Blog , Health and Wellness

An Overview of Memory

Posted on Monday, February 25, 2019
by J Keiffert

The ability to remember events is an amazing skill the human body maintains. To have memory is crucial in one’s development, for one’s experiences heavily shape his personality. Typically, meaningful experiences are stored as memories, and one often reflects upon them when making every day decisions, or forming opinions. Thus, it is important to understand how memory actually works, considering it allows one to form a foundation for his entire belief system, and perform tasks logically and efficiently.
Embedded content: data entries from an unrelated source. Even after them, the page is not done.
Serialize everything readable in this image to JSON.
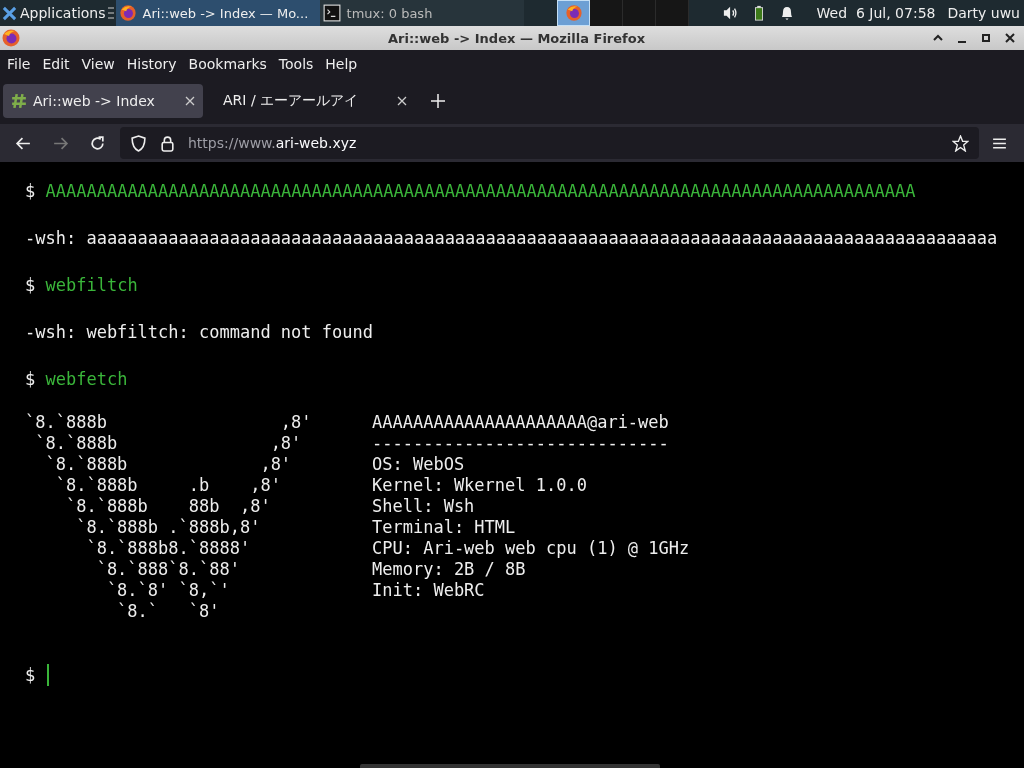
{
  "taskbar": {
    "apps_label": "Applications",
    "tasks": [
      {
        "title": "Ari::web -> Index — Mo...",
        "kind": "browser",
        "selected": true
      },
      {
        "title": "tmux: 0 bash",
        "kind": "terminal",
        "selected": false
      }
    ],
    "workspaces": [
      {
        "selected": true
      },
      {
        "selected": false
      },
      {
        "selected": false
      },
      {
        "selected": false
      }
    ],
    "clock": "Wed  6 Jul, 07:58",
    "user": "Darty uwu"
  },
  "window": {
    "title": "Ari::web -> Index — Mozilla Firefox"
  },
  "menu": [
    "File",
    "Edit",
    "View",
    "History",
    "Bookmarks",
    "Tools",
    "Help"
  ],
  "tabs": [
    {
      "label": "Ari::web -> Index",
      "selected": true
    },
    {
      "label": "ARI / エーアールアイ",
      "selected": false
    }
  ],
  "address_bar": {
    "scheme": "https://www.",
    "host": "ari-web.xyz"
  },
  "terminal": [
    {
      "kind": "command",
      "prompt": "$",
      "text": "AAAAAAAAAAAAAAAAAAAAAAAAAAAAAAAAAAAAAAAAAAAAAAAAAAAAAAAAAAAAAAAAAAAAAAAAAAAAAAAAAAAAA"
    },
    {
      "kind": "output",
      "text": "-wsh: aaaaaaaaaaaaaaaaaaaaaaaaaaaaaaaaaaaaaaaaaaaaaaaaaaaaaaaaaaaaaaaaaaaaaaaaaaaaaaaaaaaaaaaaa"
    },
    {
      "kind": "command",
      "prompt": "$",
      "text": "webfiltch"
    },
    {
      "kind": "output",
      "text": "-wsh: webfiltch: command not found"
    },
    {
      "kind": "command",
      "prompt": "$",
      "text": "webfetch"
    },
    {
      "kind": "fetch",
      "art": [
        "`8.`888b                 ,8'",
        " `8.`888b               ,8'",
        "  `8.`888b             ,8'",
        "   `8.`888b     .b    ,8'",
        "    `8.`888b    88b  ,8'",
        "     `8.`888b .`888b,8'",
        "      `8.`888b8.`8888'",
        "       `8.`888`8.`88'",
        "        `8.`8' `8,`'",
        "         `8.`   `8'"
      ],
      "info": [
        "AAAAAAAAAAAAAAAAAAAAA@ari-web",
        "-----------------------------",
        "OS: WebOS",
        "Kernel: Wkernel 1.0.0",
        "Shell: Wsh",
        "Terminal: HTML",
        "CPU: Ari-web web cpu (1) @ 1GHz",
        "Memory: 2B / 8B",
        "Init: WebRC"
      ]
    },
    {
      "kind": "input",
      "prompt": "$"
    }
  ]
}
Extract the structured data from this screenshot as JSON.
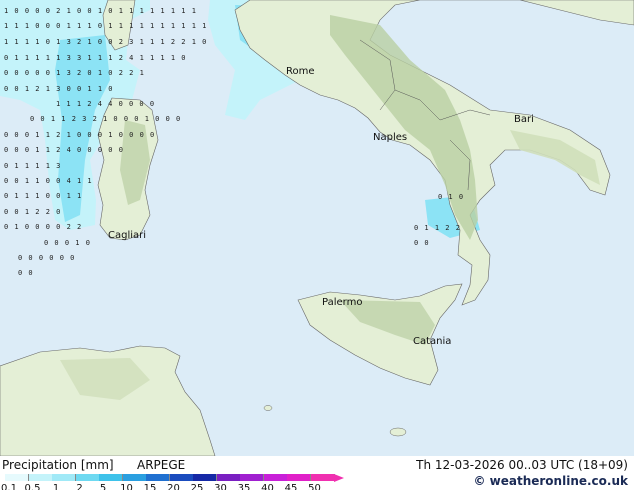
{
  "cities": [
    {
      "name": "Rome"
    },
    {
      "name": "Bari"
    },
    {
      "name": "Naples"
    },
    {
      "name": "Cagliari"
    },
    {
      "name": "Palermo"
    },
    {
      "name": "Catania"
    }
  ],
  "grid_values": [
    "1 0 0   0 0 2 1       0 0 1   0   1 1 1 1 1 1 1 1",
    "1 1 1 0 0 0 1 1 1 0     1 1 1 1 1 1 1 1 1 1",
    "1 1 1 1 0 1 3 2 1 0     0 2 3 1 1 1 2 2 1 0",
    "0 1 1 1 1 1 3 3 1 1     1 2 4 1 1 1 1 0",
    "0 0 0 0 0 1 3 2 0 1     0 2 2 1",
    "0 0   1 2 1 3 0     0 1 1 0",
    "1 1 1 2 4 4     0 0 0   0",
    "0 0 1 1 2 3 2 1   0 0  0 1   0 0 0",
    "0 0 0 1 1 2 1   0  0   0 1 0   0 0 0",
    "0 0 0 1 1 2 4 0   0 0   0 0",
    "0 1 1 1 1 3",
    "0 0 1 1 0 0 4 1 1",
    "0 1 1 1 0 0 1 1",
    "0 0 1   2 2 0",
    "0 1 0 0 0 0 2 2",
    "0 0 0 1 0",
    "0 0 0 0 0 0",
    "0 0",
    "0 1 0",
    "0 1 1 2 2",
    "0 0"
  ],
  "legend": {
    "title": "Precipitation [mm]",
    "model": "ARPEGE",
    "datetime": "Th 12-03-2026 00..03 UTC (18+09)",
    "credit": "© weatheronline.co.uk",
    "scale": [
      {
        "label": "0.1",
        "color": "#e6fafd"
      },
      {
        "label": "0.5",
        "color": "#c4f3fa"
      },
      {
        "label": "1",
        "color": "#a0e9f7"
      },
      {
        "label": "2",
        "color": "#6ed9f1"
      },
      {
        "label": "5",
        "color": "#3ec2ea"
      },
      {
        "label": "10",
        "color": "#2a9fe0"
      },
      {
        "label": "15",
        "color": "#2070d0"
      },
      {
        "label": "20",
        "color": "#1a4cbe"
      },
      {
        "label": "25",
        "color": "#1629a6"
      },
      {
        "label": "30",
        "color": "#7a1fc2"
      },
      {
        "label": "35",
        "color": "#a020d0"
      },
      {
        "label": "40",
        "color": "#c820d8"
      },
      {
        "label": "45",
        "color": "#e020c8"
      },
      {
        "label": "50",
        "color": "#f030b0"
      }
    ]
  },
  "colors": {
    "sea": "#dcecf7",
    "land": "#e4efd6",
    "mountain": "#b9cfa2",
    "precip_light": "#c4f3fa",
    "precip_mid": "#8ce3f5"
  }
}
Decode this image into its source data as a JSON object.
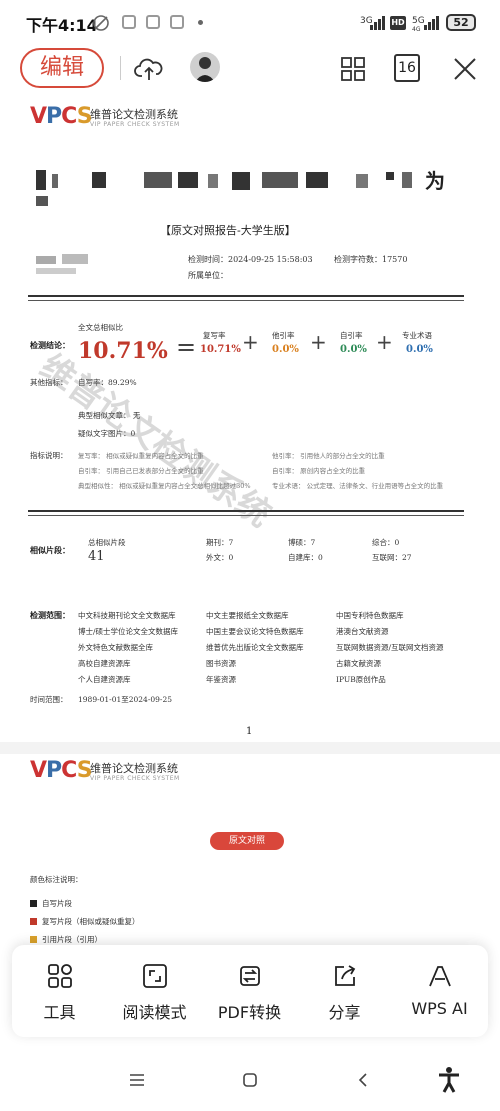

The first step in understanding memory is knowing the definition of a synapse. Simply put, a synapse refers to the junction, or space, between two nerve cells. In order for the body to have any type of physical reaction, nerve cells must communicate with each other, and it is at synapses where said communication takes place. Interestingly, synapses are not fixed for life; In response to certain experiences, they can be added, deleted, or altered. This phenomenon is called synaptic plasticity.

Synapses and memory

When it comes to memory, synapses are important because they allow pathways through the brain. It is not within cells that memories reside, but the pathway of communication between cells that form memories. Depending on the activity, the body uses specific neural pathways to register or perform the task. It is generally more difficult to perform new tasks, at first, because the neural pathways that allow the performance are “untrained.” Through performing an action multiple times, however, synapses modify themselves allowing easier transmission of signals. This process is called synaptic potentiation, which plays a huge role in the formation of memory.

Types of memory

Interestingly, there are three main types of memory including: immediate, short term, and long term memory. The main difference between these forms of memory is reflected by the length of time that information is stored in the brain until it is forgotten. Nonetheless, each form must utilize neural pathways in order to work.

Immediate memory only lasts a few seconds. Through the use of immediate memory, one can respond to events taking place in the present moment. For example, when having a conversation with somebody, immediate memory allows for one to register the words the other says, enabling him to provide a response. Without immediate memory, one could not properly communicate as he would forget each word that was said as a new word was spoken.

Short-term memory usually lasts from a few seconds to a few hours. This form of memory is convenient for everyday activities; short term memory allows for one to create a mental check list of tasks he has completed, versus tasks he must accomplish. Through the use of short term memory, one is kept from performing a task that has already been completed. Thus, this means of remembrance provides for a great sense of efficiency. Although useful, short term memory stores a very limited amount of information (typically up to seven figures). *Notice how phone numbers only have seven digits.

Long term memory lasts up to a lifetime and can store far more information than can short term memory. This form of memory allows for one to remember his experiences, and materials with an abundance of information (ex: play scripts). There are two types of long term memory: explicit, and implicit. Implicit memory refers to the memory of things that come reflexively or unconsciously. For example, remembering how to drive a car, or emotions. Meanwhile, explicit memory is based on actual facts one can put into words. One must think to use explicit memory.

Why you forget

Although memory is important, forgetting is an equally important mechanism utilized by the body. Without the ability to forget, one would experience constant stimulation overload. Moreover, forgetting is the body’s way of doing away with useless information, so one has room to remember only what is most important. Typically, forgetting occurs when neural circuits cease to fire.